Introduction
- Wash hands (and don PPE if needed)
- Introduce yourself (name and role)
- Confirm patient’s name and DOB
- Explain that you’d like to take a history from them
- Gain consent to continue
- Ask if patient in any pain before continuing
Presenting complaint
- Start with open questions: “How can I help today?”

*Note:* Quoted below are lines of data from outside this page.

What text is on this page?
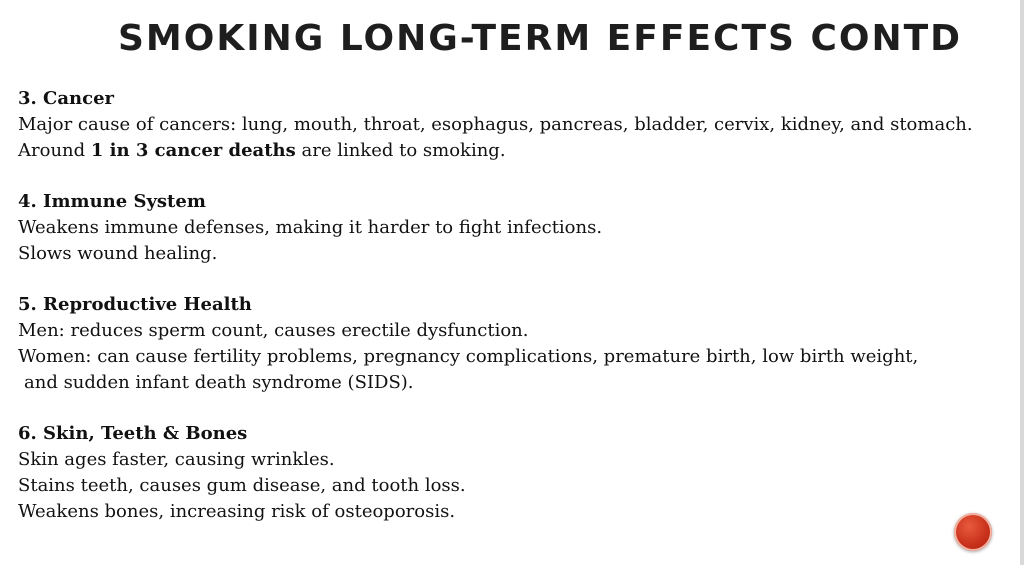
SMOKING LONG-TERM EFFECTS CONTD
3. Cancer
Major cause of cancers: lung, mouth, throat, esophagus, pancreas, bladder, cervix, kidney, and stomach.
Around 1 in 3 cancer deaths are linked to smoking.
4. Immune System
Weakens immune defenses, making it harder to fight infections.
Slows wound healing.
5. Reproductive Health
Men: reduces sperm count, causes erectile dysfunction.
Women: can cause fertility problems, pregnancy complications, premature birth, low birth weight,
and sudden infant death syndrome (SIDS).
6. Skin, Teeth & Bones
Skin ages faster, causing wrinkles.
Stains teeth, causes gum disease, and tooth loss.
Weakens bones, increasing risk of osteoporosis.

- Allow patient to talk and ask 1/2 more follow up open questions
History of complaint
WHO | Who has seen you fall? | Ensure adequate collateral history including addressing the when, where, what and why. |
WHEN | When did you fall? | What time of day? What were they doing at the time? - Looking upwards (vertebrobasilar insufficiency) - Getting up from bed (postural hypotension) |
WHERE | Where did you fall? | In the house, or outside? |
WHAT | What happened before/during and after the fall? | Before - Was there any warning? - Was there any dizziness/chest pain or palpitations? During - Was there any incontinence or tongue biting? (indicating seizure activity) - Was there any loss of consciousness? - Was the patient pale/flushed? (may indicate vasovagal attack) - Did the patient injure themselves? - What part of the body had the first contact with the floor? After - What happened after the fall? - Was the patient able to get themselves up off the floor? - How long did it take them? - Was the patient able to resume normal activities afterwards? - Was there any confusion after the event? (head injury) - Was there any weakness or speech difficulty after the event? (e.g. stroke/TIA) |
WHY | Why do you think you fell? | May have tripped over a rug or started a new medication |
HOW | How many times have you fallen over the last 6 months? | Allows you to gauge the severity of the problem |
Systems review
General | - Fatigue - Weight loss |
Cardiovascular | - Chest pain - Palpitations - Check pulse, BP murmurs |
Respiratory | - Shortness of breath - Cough - Listen to chest. |
Neurological | - Loss of consciousness - Seizures - Motor or sensory disturbance - Neurological exam ( cranial nerve) |
Genitourinary | - Incontinence - Urgency - Dysuria |
Gastrointestinal | - Abdominal pain - Diarrhoea - Constipation |
Musculoskeletal | - Joint pain - Muscle weakness |
Past Medical History
General | - Visual/hearing impairment - Diabetes - Anaemia |
Cardiovascular | - Cardiovascular disease - Arrhythmias |
Respiratory | - COPD |
Neurological | - Parkinson’s disease - Peripheral neuropathy - Stroke - Dementia |
Genitourinary | - Recurrent urinary tract infection - Incontinence |
Gastrointestinal | - Diverticulitis - Chronic diarrhoea - Alcoholic liver disease |
Musculoskeletal | - Arthritis - Chronic pain - Fractures |
ENT | - Vertigo/labyrinthitis - Check tympanic membranes are intact |
Medications
Some medications increase the chance of
- Beta-blockers (bradycardia)
- Diabetic medications (Hypoglycaemia)
- Antihypertensives (hypotension)
- Benzodiazepines (sedation)
- Antibiotics (intercurrent infection)
Social history and support
General social context
- Check accommodation, who they live with
- What tasks they can do independently
- Any carers
Smoking
- How much per day
- Or when did they quit & how much they smoked before they quit
Alcohol
- What they drink how frequently and how much
Diet and food intake
- How much fluid are they drinking
- What type of diet do they eat - toast and biscuits?
Closing the consultation
Summarise the key points back to the patient.
Ask the patient if they have any questions or concerns that have not been addressed.
Thank the patient for their time.
Dispose of PPE appropriately and wash your hands.